The game starts near an abandoned Victorian mansion. The player is soon locked inside the house with no other option than to explore. The mansion contains many interesting rooms and seven other people: Tom, a plumber, Sam, a mechanic, Sally, a seamstress, Dr. Green, A surgeon, Joe, a gravedigger, Bill, a butcher, and Daisy, a cook.
Initially, the player has to search the house in order to find a hidden cache of jewels. However, terrible events start happening and dead bodies (of the other people) begin appearing. It becomes obvious that there is a murderer on the loose in the house, and the player must discover who it is or become the next victim.
At the end of the 1970s, Ken Williams sought to set up a company for enterprise software for the market-dominating Apple II computer. One day, he took a teletype terminal to his residence to work on the development of an accounting program. Rummaging through a catalogue, he found a program called Colossal Cave Adventure. He and his wife Roberta both played it all the way through and their encounter with this game would have a strong influence on video-gaming history.
Having finished Colossal Cave Adventure, they began to search for something similar, but found the market underdeveloped. Roberta Williams liked the concept of a textual adventure very much, but she thought that the player would have a more satisfying experience with images and began to think of her own game.
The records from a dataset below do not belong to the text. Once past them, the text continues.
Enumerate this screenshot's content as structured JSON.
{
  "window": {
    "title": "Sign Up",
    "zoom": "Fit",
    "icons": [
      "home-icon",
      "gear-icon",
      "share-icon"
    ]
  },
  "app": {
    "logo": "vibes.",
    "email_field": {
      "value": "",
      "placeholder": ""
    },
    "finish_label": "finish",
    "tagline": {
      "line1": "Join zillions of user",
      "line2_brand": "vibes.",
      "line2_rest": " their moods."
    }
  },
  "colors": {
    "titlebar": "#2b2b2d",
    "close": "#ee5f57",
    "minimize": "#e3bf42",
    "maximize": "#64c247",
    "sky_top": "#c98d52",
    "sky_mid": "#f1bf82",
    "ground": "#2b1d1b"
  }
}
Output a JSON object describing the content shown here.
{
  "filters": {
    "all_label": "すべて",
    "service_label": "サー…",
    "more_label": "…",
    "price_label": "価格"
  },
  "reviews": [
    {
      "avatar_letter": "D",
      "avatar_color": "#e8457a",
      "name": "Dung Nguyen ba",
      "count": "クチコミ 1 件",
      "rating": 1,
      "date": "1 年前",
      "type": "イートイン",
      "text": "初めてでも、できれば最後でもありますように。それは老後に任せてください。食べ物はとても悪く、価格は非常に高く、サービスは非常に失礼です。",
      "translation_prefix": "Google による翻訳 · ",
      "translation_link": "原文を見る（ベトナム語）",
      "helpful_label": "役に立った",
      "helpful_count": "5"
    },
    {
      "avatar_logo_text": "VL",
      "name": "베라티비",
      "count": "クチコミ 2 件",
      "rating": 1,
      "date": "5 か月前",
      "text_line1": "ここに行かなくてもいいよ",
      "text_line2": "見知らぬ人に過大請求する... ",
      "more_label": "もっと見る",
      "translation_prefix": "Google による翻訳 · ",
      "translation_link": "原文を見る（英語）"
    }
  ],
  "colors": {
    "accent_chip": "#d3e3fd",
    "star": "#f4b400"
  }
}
She thus conceived Mystery House, the first graphical adventure game, a detective story inspired by Agatha Christie's And Then There Were None.
Ken spent a few nights developing the game on his Apple II using 70 simple two-dimensional drawings done by Roberta. The software was packaged in Ziploc bags containing a 5¼-inch disk and a photocopied paper describing the game and was sold in local software shops in Los Angeles County.Template:Citation needed To their great surprise, Mystery House was an enormous success, quickly becoming a best-seller at a first-release price of USD$24.95. Eventually, it sold more than 10,000 copies, which was a record-breaking phenomenon for the time.
Though Ken believed that the gaming market would be less of a growth market than the professional software market, he persevered with games. In 1980, the Williams founded On-Line Systems, which would become Sierra On-Line in 1982.
Mystery House was re-released in 1982 through the SierraVenture line, which produced a number of early Sierra games until 1983. It was also eventually released into the public domain and later developed into an application for the iPhone and the iPod Touch.
Though the game is often considered the first to use graphics, role playing games had already been using graphics for several years at the time of release. Applying graphics to an adventure game, however, was unprecedented as previous story-based adventure games were entirely text-based.
Mystery House was satirized in the 1982 adventure game Prisoner 2. One location from the game was a spooky house, whereupon his arrival the player is told, "He's killed Ken!" -- that is Ken Williams -- and must seek absolution for murder. Elements from the game were later reintroduced in the Sierra On-Line game The Colonel's Bequest in 1989.